Lalu, Zafran mempersilahkan Willy untuk berbicara pada Nero.
"Wil, lu bisa selesaiin sekarang!" ucap Zafran.
"Oke!" ucap Willy singkat.
Willy bergerak maju mendekat ke arah Nero serta para anggota Altar yang sudah tergeletak lemas.
"Heh! Jadi gimana? Masih mau ngelawan sama raja jalanan? Itu tadi baru setengah loh dari kekuatan the darks, kalau udah full dikeluarin semua, kalian pasti udah pada tewas di tempat!" ucap Willy tersenyum smirk.

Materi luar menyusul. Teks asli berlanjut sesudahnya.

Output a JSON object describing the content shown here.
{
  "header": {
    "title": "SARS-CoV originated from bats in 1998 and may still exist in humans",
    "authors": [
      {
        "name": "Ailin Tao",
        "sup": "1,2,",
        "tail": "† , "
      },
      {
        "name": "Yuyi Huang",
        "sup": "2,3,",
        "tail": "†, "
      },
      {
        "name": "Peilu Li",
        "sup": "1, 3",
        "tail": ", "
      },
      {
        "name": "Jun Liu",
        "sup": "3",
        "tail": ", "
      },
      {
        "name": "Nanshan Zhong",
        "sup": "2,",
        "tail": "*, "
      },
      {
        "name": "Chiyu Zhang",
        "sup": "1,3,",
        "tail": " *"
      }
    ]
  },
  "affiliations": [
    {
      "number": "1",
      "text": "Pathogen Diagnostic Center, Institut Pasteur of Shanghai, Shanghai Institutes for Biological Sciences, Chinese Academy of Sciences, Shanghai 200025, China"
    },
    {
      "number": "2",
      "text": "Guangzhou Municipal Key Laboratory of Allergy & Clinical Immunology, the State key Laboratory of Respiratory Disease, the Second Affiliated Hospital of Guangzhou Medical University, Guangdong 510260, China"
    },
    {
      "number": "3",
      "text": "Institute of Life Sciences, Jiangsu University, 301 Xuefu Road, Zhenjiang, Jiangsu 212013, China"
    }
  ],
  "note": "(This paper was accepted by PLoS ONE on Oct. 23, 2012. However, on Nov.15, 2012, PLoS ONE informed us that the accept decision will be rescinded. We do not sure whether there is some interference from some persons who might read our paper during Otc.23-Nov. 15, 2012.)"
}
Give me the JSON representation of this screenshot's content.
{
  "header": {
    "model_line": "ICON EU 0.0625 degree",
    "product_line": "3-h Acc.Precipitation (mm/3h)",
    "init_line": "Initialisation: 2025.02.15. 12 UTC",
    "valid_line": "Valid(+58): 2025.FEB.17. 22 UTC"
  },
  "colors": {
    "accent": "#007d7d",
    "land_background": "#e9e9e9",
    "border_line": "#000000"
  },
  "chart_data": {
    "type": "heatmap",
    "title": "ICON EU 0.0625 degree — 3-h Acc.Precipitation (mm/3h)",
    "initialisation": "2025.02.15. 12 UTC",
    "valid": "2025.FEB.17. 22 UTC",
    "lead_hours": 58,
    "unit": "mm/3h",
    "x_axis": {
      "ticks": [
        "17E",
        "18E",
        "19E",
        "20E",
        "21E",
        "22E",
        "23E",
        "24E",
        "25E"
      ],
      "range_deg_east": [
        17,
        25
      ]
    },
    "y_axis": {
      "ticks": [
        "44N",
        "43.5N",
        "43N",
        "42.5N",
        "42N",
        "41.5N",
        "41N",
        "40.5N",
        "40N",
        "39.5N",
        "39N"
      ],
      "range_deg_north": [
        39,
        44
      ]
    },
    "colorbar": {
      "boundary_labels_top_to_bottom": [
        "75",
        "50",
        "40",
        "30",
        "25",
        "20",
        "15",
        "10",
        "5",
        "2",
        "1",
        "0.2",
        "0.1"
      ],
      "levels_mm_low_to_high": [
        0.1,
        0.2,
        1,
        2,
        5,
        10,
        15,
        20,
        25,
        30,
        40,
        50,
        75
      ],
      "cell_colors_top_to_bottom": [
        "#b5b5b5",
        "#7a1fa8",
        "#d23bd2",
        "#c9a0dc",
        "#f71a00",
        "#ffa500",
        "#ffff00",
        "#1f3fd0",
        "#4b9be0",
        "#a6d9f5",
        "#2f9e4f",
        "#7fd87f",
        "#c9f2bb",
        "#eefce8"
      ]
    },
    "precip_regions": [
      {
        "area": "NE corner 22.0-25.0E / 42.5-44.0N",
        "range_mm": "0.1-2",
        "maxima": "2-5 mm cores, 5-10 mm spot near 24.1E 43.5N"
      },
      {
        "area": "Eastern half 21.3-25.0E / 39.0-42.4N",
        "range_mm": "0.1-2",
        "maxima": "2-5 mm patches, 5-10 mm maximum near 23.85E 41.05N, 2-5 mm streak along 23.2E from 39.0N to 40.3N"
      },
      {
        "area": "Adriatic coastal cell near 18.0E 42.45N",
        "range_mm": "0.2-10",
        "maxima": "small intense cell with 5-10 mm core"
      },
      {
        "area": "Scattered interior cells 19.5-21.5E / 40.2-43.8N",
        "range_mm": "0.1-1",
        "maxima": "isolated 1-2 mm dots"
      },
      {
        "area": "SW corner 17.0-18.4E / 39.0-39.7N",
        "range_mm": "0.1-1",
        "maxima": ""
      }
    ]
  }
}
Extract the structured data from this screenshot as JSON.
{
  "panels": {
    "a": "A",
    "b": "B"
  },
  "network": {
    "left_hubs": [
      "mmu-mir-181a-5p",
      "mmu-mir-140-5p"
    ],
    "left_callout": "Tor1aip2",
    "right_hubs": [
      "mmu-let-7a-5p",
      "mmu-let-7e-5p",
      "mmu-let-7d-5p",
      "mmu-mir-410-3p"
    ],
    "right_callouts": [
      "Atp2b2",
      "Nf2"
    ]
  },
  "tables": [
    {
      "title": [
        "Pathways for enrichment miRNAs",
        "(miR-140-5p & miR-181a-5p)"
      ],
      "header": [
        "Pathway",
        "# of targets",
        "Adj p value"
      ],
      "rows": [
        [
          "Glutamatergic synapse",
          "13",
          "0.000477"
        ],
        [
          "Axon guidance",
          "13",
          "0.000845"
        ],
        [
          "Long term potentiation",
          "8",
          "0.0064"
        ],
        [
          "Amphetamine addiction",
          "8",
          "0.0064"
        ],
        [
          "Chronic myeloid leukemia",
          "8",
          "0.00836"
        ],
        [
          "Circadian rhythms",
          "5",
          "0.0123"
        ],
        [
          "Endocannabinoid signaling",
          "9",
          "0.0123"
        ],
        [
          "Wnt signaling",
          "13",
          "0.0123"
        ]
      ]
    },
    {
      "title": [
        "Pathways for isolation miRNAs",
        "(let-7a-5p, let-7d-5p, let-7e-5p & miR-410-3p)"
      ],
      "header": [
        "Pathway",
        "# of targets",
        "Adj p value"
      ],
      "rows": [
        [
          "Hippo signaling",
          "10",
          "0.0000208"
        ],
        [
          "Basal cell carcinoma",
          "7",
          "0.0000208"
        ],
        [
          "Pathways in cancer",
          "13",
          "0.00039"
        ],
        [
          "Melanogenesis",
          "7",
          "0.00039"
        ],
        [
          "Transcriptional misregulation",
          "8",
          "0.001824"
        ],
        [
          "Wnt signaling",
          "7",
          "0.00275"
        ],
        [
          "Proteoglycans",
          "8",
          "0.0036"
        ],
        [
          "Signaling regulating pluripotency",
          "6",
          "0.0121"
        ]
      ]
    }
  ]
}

"A-ampun Wil! Iya iya, kita balikin wilayah barat ke lu dan geng the darks. Tolong jangan abisin kita!" ucap Nero merintih kesakitan.
"Bagus! Awas ya kalau gue lihat lu atau teman-teman lu masih pada main disana, gue gak akan segan-segan buat abisin kalian!" ujar Willy penuh ancaman.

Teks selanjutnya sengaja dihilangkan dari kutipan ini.